Le texte me semble parfaitement explicite. En l’absence d’une mention de rétroactivité (qui exige validation par le conseil constitutionnel) la loi ne peut être rétroactive. Donc vous pouvez oublier vos publis antérieures au 7 octobre 2016.
La réponse est plus nuancée : il semble que le caractère d’ordre public de la loi s’applique aussi aux contrats passés.
Que veut dire « fichier auteur »? La plupart des éditeurs fournit un template spécifique au journal que l’on remplit directement. Est ce que le fichier envoyé au journal (dernière version avant publication) utilisant le template est considéré comme un fichier auteur? Il aura la mise en page du journal mais pas sa pagination.
Merci
Un fichier auteur est un fichier produit par l’auteur. Effectivement, dans la mesure où l’auteur utilise la feuille de style de la revue pour soumettre son article, ce n’est pas simple de répondre à votre question. Mais votre fichier est sans doute modifiable …
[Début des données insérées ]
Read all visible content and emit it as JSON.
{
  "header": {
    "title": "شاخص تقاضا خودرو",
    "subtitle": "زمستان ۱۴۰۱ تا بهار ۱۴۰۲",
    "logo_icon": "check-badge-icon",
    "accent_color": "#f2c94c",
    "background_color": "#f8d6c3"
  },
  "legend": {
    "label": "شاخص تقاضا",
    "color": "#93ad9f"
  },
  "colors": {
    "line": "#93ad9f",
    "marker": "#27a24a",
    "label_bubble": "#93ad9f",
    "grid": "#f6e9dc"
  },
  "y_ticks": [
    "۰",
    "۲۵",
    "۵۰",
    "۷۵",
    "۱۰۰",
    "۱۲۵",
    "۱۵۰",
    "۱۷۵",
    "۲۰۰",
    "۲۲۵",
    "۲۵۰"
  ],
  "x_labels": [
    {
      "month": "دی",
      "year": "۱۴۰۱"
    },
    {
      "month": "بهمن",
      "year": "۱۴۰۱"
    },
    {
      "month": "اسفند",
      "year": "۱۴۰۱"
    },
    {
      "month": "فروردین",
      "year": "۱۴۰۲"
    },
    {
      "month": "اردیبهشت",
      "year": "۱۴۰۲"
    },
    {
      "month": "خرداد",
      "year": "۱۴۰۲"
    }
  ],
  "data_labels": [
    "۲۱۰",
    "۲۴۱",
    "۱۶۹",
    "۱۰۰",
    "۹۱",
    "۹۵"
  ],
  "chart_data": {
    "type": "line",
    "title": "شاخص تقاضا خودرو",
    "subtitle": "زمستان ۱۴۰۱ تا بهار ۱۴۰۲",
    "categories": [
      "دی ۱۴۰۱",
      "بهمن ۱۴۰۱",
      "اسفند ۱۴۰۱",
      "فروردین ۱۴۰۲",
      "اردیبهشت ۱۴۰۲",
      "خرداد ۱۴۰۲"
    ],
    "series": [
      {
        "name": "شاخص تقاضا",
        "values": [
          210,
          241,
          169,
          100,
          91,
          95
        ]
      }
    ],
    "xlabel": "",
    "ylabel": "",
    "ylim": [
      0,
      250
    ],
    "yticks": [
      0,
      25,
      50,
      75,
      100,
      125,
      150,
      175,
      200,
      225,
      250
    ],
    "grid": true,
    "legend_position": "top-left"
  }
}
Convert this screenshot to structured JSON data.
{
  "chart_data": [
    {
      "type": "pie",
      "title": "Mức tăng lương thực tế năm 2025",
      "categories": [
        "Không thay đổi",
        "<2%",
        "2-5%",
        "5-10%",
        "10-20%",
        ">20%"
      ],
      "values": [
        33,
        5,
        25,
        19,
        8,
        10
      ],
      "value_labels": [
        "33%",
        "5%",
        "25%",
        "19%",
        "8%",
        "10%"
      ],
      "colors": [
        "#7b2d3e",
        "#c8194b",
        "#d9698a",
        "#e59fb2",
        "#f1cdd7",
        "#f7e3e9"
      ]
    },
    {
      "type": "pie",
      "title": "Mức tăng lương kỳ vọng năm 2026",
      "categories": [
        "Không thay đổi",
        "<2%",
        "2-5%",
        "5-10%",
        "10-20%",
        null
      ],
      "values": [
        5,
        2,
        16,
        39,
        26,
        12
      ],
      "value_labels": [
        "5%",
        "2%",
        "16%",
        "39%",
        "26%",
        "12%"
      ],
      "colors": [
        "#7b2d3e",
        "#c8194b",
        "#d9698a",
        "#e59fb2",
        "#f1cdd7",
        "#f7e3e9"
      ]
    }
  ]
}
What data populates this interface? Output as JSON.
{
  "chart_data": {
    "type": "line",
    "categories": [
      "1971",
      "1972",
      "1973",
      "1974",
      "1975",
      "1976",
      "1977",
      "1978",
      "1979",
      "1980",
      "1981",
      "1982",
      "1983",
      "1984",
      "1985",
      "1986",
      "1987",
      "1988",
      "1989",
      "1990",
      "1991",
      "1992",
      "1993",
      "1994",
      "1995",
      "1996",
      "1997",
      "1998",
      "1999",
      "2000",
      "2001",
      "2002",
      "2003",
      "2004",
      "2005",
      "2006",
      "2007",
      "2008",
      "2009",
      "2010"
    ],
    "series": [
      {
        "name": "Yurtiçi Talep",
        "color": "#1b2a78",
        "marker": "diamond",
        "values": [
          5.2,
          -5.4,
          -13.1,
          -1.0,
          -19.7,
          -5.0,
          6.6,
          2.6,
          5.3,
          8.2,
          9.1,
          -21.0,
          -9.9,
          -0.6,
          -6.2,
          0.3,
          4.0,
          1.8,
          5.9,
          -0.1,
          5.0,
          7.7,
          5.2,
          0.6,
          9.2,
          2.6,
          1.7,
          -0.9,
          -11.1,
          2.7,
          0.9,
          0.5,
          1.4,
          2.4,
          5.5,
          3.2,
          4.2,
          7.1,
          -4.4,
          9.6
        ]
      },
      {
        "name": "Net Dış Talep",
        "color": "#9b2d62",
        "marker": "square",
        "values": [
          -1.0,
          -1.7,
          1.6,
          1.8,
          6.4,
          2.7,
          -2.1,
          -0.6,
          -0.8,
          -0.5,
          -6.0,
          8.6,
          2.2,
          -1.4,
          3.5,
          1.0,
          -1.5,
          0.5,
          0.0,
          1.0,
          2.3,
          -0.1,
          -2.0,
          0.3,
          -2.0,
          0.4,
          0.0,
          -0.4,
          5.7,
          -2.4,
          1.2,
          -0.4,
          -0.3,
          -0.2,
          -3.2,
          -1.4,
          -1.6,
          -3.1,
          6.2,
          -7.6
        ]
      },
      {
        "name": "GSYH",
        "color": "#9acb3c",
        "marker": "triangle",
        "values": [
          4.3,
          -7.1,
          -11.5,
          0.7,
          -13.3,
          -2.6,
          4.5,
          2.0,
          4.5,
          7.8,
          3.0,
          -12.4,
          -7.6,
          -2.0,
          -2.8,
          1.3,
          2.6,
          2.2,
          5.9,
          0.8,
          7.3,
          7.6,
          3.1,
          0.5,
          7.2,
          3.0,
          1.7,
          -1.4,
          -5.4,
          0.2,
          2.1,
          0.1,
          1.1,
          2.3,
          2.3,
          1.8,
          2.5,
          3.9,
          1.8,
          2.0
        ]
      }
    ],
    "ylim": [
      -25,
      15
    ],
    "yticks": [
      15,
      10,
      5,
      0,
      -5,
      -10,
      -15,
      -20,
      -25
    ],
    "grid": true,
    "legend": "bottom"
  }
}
Et si le travail publié n’a pas été financé directement par l’Etat ? Je trouve que la loi est incomplète. Elle devrait englober aussi tous les travaux financés indirectement par des fonds publics. Par exemple, si un chercheur retraité continue de réfléchir et de publier, j’estime que ses publications elles aussi relèvent du droit à l’accès public, spécialement s’il n’a accédé au savoir que grâce à des bourses d’Etat et, s’il continue à réfléchir à la science, parce qu’il été employé pendant toute sa carrière dans la recherche publique.